Damit Sie nicht nur unsere eigenartige Sprache besser verstehen, sondern auch das, was sie in ihren Geschichten, die hier Schnorken und Schnurren genannt werden, ausdrückt, habe ich versucht, diese Übertragungen aus dem Erzgebirgischen in das Hochdeutsche anzufertigen.
Mir ist klar, dass ich damit einerseits ein Sakrileg der Erzgebirger angreife und mich der Kritik meiner Landsleute aussetze. Andererseits wäre es aber ein gewisser Verlust für alle Freunde des Erzgebirges aus nah und fern, wenn die heiteren Geschichten meines Bergvolkes – dieser Mutterwitz aus dem Vaterhaus - noch weitere Jahrzehnte nur von einem immer kleiner werdenden Kreis von Mundartkundigen genossen werden können. Dabei weiß ich natürlich, dass diese hier übertragenen und kommentierten Texte ihre einmalige und auch einzigartige Wirkung erst in der Mundart voll entfalten können. Aber das schließt nicht aus, dass man ihre Inhalte, ihren Humor, ihren Mutterwitz und ihre Lebensweisheiten durch diese Übertragungen (nicht Übersetzungen) einer größeren Leserschaft nahe bringen sollte, als das bisher der Fall ist. Vielleicht wird ja dadurch auch der eine oder andere angeregt, sich mit dem Original zu befassen. Diese Texte sollen aber insbesondere dazu dienen, einen wunderschönen, aber noch immer unterbelichteten Landstrich im Osten Deutschlands einer breiten Leserschaft etwas näher zu bringen. Diese Texte sollen auch dazu anregen, sich vor Ort selbst von den Menschen, ihrem Leben, ihrem Humor und ihrer Sprache einfangen zu lassen.

Gotthard B. Schicker

 

Kleiner Hochzeit-Wurm (in alterzgebirgischer Mundart)

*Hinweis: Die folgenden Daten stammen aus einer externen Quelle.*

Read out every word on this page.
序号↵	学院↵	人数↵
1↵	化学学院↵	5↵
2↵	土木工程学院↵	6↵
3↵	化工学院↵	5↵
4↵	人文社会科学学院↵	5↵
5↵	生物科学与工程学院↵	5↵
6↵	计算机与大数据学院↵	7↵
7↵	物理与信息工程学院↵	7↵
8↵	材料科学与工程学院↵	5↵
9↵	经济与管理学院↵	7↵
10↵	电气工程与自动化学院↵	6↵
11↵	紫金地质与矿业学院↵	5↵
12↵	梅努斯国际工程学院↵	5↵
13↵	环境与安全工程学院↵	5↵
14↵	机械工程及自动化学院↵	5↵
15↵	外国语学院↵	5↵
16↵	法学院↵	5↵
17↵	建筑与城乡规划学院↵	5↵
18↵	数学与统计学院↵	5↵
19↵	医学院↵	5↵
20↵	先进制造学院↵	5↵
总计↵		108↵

... wenn fluksch der Napper drauff das huschte Ferckelthier /
dos fettste Schweinel sätzt / hä gessen nett derfür /
nän / werlich gotz / er triffts. Er wiebt en annern wühl
wos Hertz in Loibe hoht / dosselbe gie umb buhl
sich äne Sittiche. Er krieckt sä / glättmers mier
sex Wuchert an en stück / wie van getripten Bier
wehls assene Pfütze sieht / dos macht en silchen Lärm
in seiner Lederhuß / als epper Must und Gärm
un latter Naumersch Bier zesamm gesuffen hett /
do nempt üch eppes drauß. Jen bissel is zeffett.“

So endete der älteste bisher bekannte Text in alterzgebirgischer Munart. Der Verfasser ist nicht bekannt. Von ihm könnte auch ein „Ehren-Gedicht“ stammen, das 1660 entstanden ist und mit „Nicol der Schürrmäster Zu Schneppendorf“ unterzeichnet ist. Um 1930 hat der Direktor der Zwickauer Ratsbibliothek, Prof. Dr. phil. Otto Konstantin Clemen, diesen „Kleinen Hochzeits-Wurm“ vom 16. August 1659 unter einer Vielzahl von alten Dokumenten gefunden. Otto Clemen wurde am 30.12.1871 in Grimma geboren und er starb am 9.5.1946 in Zwickau. Bekannt wurde er auch als Forscher und Publizist zur Sächsischen Reformationsgeschichte. Er lehrte an der Theologischen Fakultät der Leipziger Universität Kirchengeschichte. Seinen Fund übergab er zur weiteren Auswertung an den damaligen Mitarbeiter der Ratsbibliothek, Otto Philipp, der das Hochzeit-Gedicht zur Veröffentlichung für die „Glückauf“-Zeitschrift vorbereitete. „Wurm“ wird der Text deshalb genannt, weil er auf schmalen langen Blättern gedruckt und vorgetragen wurde.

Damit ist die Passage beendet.